Felizmente não existe limite. Sempre que tenhamos tempo disponível e Igreja ou Oratório por perto, aproveitemos para fazer uma visita ao Senhor presente no Santíssimo Sacramento. Especialmente, busquemos a Jesus sacramentado antes da Missa dominical, ou ainda, quando estivermos passando por uma Igreja ou Oratório, sintamo-nos livres para irmos ao encontro do Senhor que alegremente nos aguarda no Sacrário para nos acolher e derramar sobre nós suas graças, seu carinho e seu amor. Quanto mais permanecemos ao lado de quem nos ama mais nos sentimos amados. Quanto mais perto de Jesus no Santíssimo Sacramento, mais nos sentimos amados por ele, e, consequentemente, mais nos sentimos impelidos a amar nossos semelhantes. Segundo Bento XVI “É bom demorar-se com Ele e, inclinado sobre o seu peito como o discípulo predileto (cf. Jo 13, 25), deixar-se tocar pelo amor infinito do seu coração. Se atualmente o cristianismo se deve caracterizar, sobretudo, pela «arte da oração», como não sentir de novo a necessidade de permanecer longamente, em diálogo espiritual, adoração silenciosa, atitude de amor, diante de Cristo presente no Santíssimo Sacramento? Quantas vezes, meus queridos irmãos e irmãs, fiz esta experiência, recebendo dela força, consolação, apoio!”. Sigamos o exemplo de tantos santos e santas que “na Eucaristia encontraram o alimento para o seu caminho de perfeição. Quantas vezes eles verteram lágrimas de comoção na experiência de tão grande mistério e viveram indizíveis horas de alegria ‘esponsal’ diante do Sacramento do altar”.(Mane Nobiscum Domine, n.31). Daí que, ainda neste mesmo Documento, somos assim motivados: “A presença de Jesus no tabernáculo deve constituir como que um pólo de atração para um número sempre maior de almas apaixonadas por Ele, capazes de ficar longo tempo escutando a voz e quase que sentindo o palpitar do coração” (Mane Nobiscum Domine, n. 18). Neste mesmo documento, no nº 30, dirigindo-se especialmente aos consagrados e consagradas, João Paulo II faz um veemente convite, dizendo: “Jesus no Sacrário espera por vós junto d´Ele, para derramar nos vossos corações aquela experiência íntima da sua amizade que é a única que pode dar sentido e plenitude à vossa vida”. Acolhamos nós também esse amável convite e não hesitemos em correr ao encontro do Senhor para permanecermos em oração diante d’Ele.

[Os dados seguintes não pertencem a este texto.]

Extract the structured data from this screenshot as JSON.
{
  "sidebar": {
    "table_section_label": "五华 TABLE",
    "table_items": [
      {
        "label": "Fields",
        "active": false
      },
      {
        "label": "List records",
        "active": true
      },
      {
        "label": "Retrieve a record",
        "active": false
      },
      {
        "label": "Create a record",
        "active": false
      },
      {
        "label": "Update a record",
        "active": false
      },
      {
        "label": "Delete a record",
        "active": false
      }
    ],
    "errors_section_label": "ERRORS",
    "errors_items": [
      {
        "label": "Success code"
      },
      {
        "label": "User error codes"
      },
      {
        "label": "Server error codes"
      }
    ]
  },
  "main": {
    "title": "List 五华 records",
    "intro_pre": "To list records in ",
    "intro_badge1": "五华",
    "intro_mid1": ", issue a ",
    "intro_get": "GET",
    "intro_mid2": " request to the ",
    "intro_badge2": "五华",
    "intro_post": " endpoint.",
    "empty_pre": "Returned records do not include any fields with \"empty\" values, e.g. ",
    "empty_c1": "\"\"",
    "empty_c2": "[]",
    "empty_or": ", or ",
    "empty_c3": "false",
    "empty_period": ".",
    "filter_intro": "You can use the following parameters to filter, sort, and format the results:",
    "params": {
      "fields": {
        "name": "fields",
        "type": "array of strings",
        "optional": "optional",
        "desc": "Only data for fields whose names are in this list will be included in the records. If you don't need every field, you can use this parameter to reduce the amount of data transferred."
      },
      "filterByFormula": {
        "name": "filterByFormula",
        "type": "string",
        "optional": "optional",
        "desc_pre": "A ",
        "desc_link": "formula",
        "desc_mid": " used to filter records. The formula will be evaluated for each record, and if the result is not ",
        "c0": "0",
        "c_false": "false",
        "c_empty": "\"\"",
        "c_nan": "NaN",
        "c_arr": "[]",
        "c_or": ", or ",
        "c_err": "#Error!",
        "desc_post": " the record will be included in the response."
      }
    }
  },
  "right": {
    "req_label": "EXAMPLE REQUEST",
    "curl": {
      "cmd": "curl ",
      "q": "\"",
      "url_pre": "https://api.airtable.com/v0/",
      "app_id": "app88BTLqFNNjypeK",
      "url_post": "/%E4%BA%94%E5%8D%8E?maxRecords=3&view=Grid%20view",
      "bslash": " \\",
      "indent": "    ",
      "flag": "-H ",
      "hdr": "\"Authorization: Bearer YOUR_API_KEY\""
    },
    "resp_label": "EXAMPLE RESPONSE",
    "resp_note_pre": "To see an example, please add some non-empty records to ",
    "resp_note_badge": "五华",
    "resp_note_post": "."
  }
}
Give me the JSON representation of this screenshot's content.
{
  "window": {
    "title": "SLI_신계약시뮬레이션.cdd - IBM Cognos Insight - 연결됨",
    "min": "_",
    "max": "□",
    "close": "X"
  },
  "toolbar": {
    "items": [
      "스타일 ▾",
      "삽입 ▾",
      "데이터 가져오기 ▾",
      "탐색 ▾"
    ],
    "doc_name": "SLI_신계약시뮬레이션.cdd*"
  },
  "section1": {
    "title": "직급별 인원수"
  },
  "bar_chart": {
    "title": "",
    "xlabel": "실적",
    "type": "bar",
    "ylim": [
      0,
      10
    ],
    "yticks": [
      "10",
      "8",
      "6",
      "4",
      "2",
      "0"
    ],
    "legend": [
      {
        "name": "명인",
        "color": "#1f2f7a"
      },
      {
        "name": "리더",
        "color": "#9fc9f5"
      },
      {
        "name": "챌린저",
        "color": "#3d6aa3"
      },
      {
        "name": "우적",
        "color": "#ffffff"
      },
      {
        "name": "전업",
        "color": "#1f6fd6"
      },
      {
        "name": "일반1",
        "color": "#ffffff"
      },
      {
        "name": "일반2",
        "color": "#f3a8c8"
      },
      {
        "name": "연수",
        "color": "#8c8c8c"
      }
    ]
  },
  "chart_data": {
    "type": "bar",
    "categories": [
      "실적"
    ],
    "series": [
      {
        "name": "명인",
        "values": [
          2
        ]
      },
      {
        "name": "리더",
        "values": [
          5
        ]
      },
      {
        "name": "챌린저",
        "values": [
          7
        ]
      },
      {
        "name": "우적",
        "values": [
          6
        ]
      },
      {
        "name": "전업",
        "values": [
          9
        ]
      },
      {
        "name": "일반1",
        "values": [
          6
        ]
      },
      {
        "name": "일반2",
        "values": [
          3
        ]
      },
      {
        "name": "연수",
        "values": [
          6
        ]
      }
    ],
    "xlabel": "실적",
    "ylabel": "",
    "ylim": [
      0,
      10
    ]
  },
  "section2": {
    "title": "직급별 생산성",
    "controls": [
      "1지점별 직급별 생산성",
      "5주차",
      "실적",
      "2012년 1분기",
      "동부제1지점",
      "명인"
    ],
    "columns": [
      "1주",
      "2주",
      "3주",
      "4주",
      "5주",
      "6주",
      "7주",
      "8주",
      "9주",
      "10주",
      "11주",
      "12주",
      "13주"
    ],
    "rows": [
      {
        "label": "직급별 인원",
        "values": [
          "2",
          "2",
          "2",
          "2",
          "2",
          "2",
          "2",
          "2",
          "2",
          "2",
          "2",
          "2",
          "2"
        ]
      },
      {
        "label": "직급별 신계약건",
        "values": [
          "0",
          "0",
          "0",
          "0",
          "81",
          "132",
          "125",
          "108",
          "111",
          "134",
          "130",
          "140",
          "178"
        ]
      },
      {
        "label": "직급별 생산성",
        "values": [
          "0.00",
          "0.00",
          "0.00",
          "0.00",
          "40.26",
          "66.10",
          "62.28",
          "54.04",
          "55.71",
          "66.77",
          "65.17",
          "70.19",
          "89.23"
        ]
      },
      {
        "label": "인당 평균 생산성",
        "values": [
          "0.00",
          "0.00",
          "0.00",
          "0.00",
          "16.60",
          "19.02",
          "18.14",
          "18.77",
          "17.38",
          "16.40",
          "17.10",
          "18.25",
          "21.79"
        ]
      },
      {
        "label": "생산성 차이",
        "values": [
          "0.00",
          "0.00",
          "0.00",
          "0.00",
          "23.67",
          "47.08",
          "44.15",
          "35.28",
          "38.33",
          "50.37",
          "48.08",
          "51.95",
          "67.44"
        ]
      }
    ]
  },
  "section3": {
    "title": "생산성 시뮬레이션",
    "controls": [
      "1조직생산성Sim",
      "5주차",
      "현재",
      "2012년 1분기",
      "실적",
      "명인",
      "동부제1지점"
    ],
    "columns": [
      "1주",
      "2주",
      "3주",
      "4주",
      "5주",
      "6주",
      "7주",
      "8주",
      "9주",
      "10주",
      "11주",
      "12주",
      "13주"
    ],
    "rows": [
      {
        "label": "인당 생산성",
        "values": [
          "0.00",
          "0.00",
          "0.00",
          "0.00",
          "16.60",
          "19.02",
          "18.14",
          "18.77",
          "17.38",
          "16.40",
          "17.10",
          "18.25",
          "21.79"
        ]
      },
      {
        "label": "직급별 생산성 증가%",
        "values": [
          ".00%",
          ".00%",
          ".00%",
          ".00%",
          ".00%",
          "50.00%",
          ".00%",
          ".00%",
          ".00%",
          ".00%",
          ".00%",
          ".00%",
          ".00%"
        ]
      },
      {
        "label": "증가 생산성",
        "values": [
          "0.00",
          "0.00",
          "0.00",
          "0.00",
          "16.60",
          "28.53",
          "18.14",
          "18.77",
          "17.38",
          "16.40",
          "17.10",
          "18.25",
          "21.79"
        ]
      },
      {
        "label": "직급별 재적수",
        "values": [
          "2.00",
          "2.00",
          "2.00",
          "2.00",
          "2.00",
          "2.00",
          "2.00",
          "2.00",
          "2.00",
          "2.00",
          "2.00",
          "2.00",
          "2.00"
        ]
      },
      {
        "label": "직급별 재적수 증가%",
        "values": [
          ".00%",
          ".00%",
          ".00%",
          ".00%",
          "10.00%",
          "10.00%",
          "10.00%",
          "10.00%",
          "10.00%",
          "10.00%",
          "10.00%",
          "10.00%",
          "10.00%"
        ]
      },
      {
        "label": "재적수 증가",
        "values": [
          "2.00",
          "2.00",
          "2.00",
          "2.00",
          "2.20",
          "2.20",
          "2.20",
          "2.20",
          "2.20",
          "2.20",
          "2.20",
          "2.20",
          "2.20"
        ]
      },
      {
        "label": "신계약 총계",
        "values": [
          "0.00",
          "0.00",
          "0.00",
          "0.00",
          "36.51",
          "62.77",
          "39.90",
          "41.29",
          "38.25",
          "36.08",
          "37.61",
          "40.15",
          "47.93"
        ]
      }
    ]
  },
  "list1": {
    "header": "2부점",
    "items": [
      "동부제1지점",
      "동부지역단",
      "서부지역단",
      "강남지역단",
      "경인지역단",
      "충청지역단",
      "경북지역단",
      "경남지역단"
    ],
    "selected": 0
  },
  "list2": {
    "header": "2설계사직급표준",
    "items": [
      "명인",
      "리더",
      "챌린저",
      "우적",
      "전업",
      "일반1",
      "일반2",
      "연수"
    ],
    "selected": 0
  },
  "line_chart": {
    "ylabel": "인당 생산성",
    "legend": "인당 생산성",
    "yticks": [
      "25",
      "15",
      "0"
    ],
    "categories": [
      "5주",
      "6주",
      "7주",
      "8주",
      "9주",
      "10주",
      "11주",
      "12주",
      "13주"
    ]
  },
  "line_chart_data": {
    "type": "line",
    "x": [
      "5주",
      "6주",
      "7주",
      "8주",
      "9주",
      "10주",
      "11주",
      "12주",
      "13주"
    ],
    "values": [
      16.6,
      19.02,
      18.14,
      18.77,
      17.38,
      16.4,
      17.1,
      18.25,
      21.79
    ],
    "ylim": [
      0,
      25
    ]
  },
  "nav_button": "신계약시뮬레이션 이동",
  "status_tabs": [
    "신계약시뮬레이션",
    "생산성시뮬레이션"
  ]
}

1.6. QUEM PODE E QUEM DEVE PRATICAR A ADORAÇÃO AO SANTÍSSIMO SACRAMENTO?

Podem e devem praticar a adoração ao Santíssimo Sacramento todos os que acreditam na presença real de Jesus na Santíssima Eucaristia e querem viver uma experiência de intimidade com o Senhor ressuscitado. A adoração eucarística é um prolongamento da celebração da Missa, de tal forma que ficará faltando alguma coisa para quem realiza sua adoração e não participa da Missa, especialmente aos Domingos, pois “A celebração eucarística é, com efeito, o coração do Domingo”. Poderíamos dizer, então, que somente quem celebra o Domingo, com sua participação na celebração da Missa, pode realmente adorar o Senhor no Santíssimo Sacramento, a não ser que se esteja impedido, por algum motivo, de participar da celebração dominical. A adoração eucarística é um exercício espiritual, pessoal ou comunitário, que nasce da celebração do memorial da Páscoa do Senhor, a Santa Missa, e a este mistério o adorador deve ser conduzido. Então, podemos afirmar que “o verdadeiro adorador é alguém que participa plenamente da Ceia do Senhor, onde recebe o Pão da Vida e toma do Cálice da Salvação. Ele consegue, na prece silenciosa diante da Eucaristia, fazer passar pelo coração (recordar) as maravilhas de Deus. É alguém que ama verdadeiramente a sua comunidade eclesial e que não recusa jamais o serviço aos irmãos e irmãs, prolongando, assim, a Eucaristia na vida”. O verdadeiro adorador busca profeticamente construir a comunhão e a unidade na comunidade onde vive e desenvolve sua fé. Quem pratica com devoção e humildade a adoração ao Santíssimo Sacramento vive como os primeiros cristãos, como está registrado no livro dos Atos dos Apóstolos, que eram assíduos à oração, com Maria, mãe de Jesus. E que “Unidos de coração freqüentavam todos os dias o templo”(cf. At 1, 14; 2, 46).